Por SAULO PEREIRA GUIMARÃES

SÃO PAULO, SP (UOL/FOLHAPRESS) - O STF (Supremo Tribunal Federal) publicou nesta terça-feira (23) o acórdão do processo que definiu que juízes não podem mais ter a aposentadoria compulsória como forma de punição máxima.

Decisão é resultado da Ação Originária 2.870. Com a publicação do acórdão, os advogados de defesa ainda podem fazer questionamentos pontuais por meio dos chamados embargos. Mas o mérito central da questão fica definido em definitivo.

STF decidiu sobre situação no último dia 26. Nessa data, a Primeira Turma do tribunal votou pela manutenção da decisão do ministro Flávio Dino, que determinou que infrações graves cometidas por magistrados resultem em perda do cargo e não em aposentadoria.

Reforma da Previdência extinguiu a aposentadoria compulsória como punição, segundo Dino.
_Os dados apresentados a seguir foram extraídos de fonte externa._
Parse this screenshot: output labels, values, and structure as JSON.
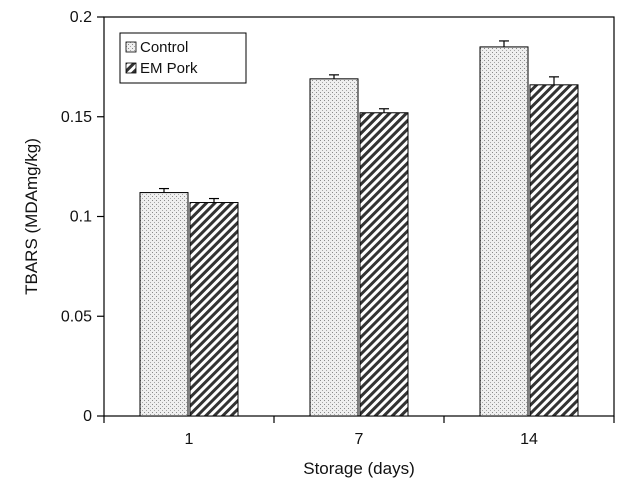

Para o ministro, "houve vontade legislativa" na Emenda Constitucional para retirar a aposentadoria como punição, que era prevista na Loman (Lei Orgânica da Magistratura Nacional). Com a aprovação da reforma, a sanção deixou de existir na Constituição Federal, afirmou na decisão.

Decisão ocorreu após análise da ação de um juiz do Rio de Janeiro. O magistrado havia pedido a anulação das decisões do CNJ (Conselho Nacional de Justiça) que o puniram com a aposentadoria compulsória. Dino determinou a anulação da decisão CNJ, com a justificativa de que não há mais constitucionalidade nesse tipo de sanção.

Em 20 anos, o CNJ condenou 126 magistrados à aposentadoria compulsória, punição que permite que o condenado receba vencimentos. O órgão tem aplicado a Loman, que definiu que são penas disciplinares a advertência, censura, remoção compulsória, disponibilidade com vencimentos proporcionais ao tempo de serviço e aposentadoria compulsória com vencimentos proporcionais ao tempo de serviço, a punição mais grave.